What is the ph of a soulution made by adding 0.20 mole NH3(aq) to 0.30 mole NH4Cl and 0.10 mole KOH to 100ml of water?
Kb for NH3 (aq)=1.8x10^-5M
I would do this.
.......NH4^+ + OH^- ==> NH3 + H2O
I......0.3......0.......0.2.......
add............0.1................
C,....0.3-0.1..-0.1.....+0.1
E......0.2......0........0.3
Convert the mols in the E line to M (mols/L) and substitute into the Henderson-Hasselbalch equation.
To find the pH of the solution, we need to determine the concentration of OH- ions in the solution.
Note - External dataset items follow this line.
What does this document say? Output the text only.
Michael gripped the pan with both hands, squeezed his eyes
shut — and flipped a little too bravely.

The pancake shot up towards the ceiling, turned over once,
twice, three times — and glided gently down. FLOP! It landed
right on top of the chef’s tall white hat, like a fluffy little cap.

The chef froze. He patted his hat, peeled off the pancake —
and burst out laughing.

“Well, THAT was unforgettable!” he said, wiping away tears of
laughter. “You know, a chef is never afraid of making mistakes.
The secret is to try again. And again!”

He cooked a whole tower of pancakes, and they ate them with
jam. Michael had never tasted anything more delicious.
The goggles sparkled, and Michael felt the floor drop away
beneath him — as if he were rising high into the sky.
Given that 0.10 mole of KOH reacts with water, we can first calculate the concentration of OH- ions contributed by KOH.
1. Calculate the molarity (M) of KOH:
Molarity (KOH) = moles of KOH / volume of solution in liters
Since the volume of the solution is given as 100 ml (0.100 L) of water, the molarity of KOH is:
Molarity (KOH) = 0.10 moles / 0.100 L = 1.00 M
2. Using the fact that KOH is a strong base, we know that it dissociates completely, so the concentration of OH- ions contributed by KOH is also 1.00 M.
Next, we need to determine the concentration of OH- ions contributed by the reaction between NH3 (aq) and water.
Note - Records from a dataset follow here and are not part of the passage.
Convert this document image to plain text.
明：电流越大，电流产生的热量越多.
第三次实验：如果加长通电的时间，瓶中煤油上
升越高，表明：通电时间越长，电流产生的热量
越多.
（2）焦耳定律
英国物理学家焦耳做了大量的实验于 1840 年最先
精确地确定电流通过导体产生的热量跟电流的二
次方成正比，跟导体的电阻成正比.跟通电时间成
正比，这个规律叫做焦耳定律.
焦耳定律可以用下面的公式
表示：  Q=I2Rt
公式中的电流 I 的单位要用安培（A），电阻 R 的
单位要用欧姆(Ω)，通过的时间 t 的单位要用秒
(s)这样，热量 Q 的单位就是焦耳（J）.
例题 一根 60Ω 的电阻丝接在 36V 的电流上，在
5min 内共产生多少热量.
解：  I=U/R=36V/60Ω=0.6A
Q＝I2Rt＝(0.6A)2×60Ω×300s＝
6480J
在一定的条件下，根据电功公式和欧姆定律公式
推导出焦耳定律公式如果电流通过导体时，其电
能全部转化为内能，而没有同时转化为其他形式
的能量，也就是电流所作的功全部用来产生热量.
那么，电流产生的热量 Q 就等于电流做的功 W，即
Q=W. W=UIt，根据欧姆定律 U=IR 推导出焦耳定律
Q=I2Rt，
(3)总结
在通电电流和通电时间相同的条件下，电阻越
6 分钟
3. NH3 (ammonia) is a weak base, so we need to use its Kb value to calculate the concentration of OH- ions.
Kb = [OH-] * [NH4+] / [NH3]
Since NH4Cl reacts with NH3 to form NH4+ ions, we can calculate the concentration of NH4+ using the moles of NH4Cl and the volume of the solution in liters:
Molarity (NH4+) = moles of NH4Cl / volume of solution in liters
Molarity (NH4+) = 0.30 moles / 0.100 L = 3.00 M
4. Using the balanced equation for the reaction between NH3 and water, we know that one molecule of NH3 reacts with one molecule of water to produce one NH4+ ion and one OH- ion. This means that the concentration of OH- ions is equal to the concentration of NH4+ ions:
[OH-] = [NH4+] = 3.00 M
Now we can calculate the total concentration of OH- ions in the solution:
Total [OH-] = [OH-] (from KOH) + [OH-] (from NH4+)
= 1.00 M + 3.00 M
= 4.00 M
The pH of a solution can be calculated using the formula:
pOH = -log [OH-]
5. Calculate the pOH of the solution:
pOH = -log (4.00 M) = -log (4.00) = 0.398
6. Finally, we can calculate the pH of the solution using the relation:
pH + pOH = 14
pH = 14 - pOH
= 14 - 0.398
= 13.602
Therefore, the pH of the solution is approximately 13.602.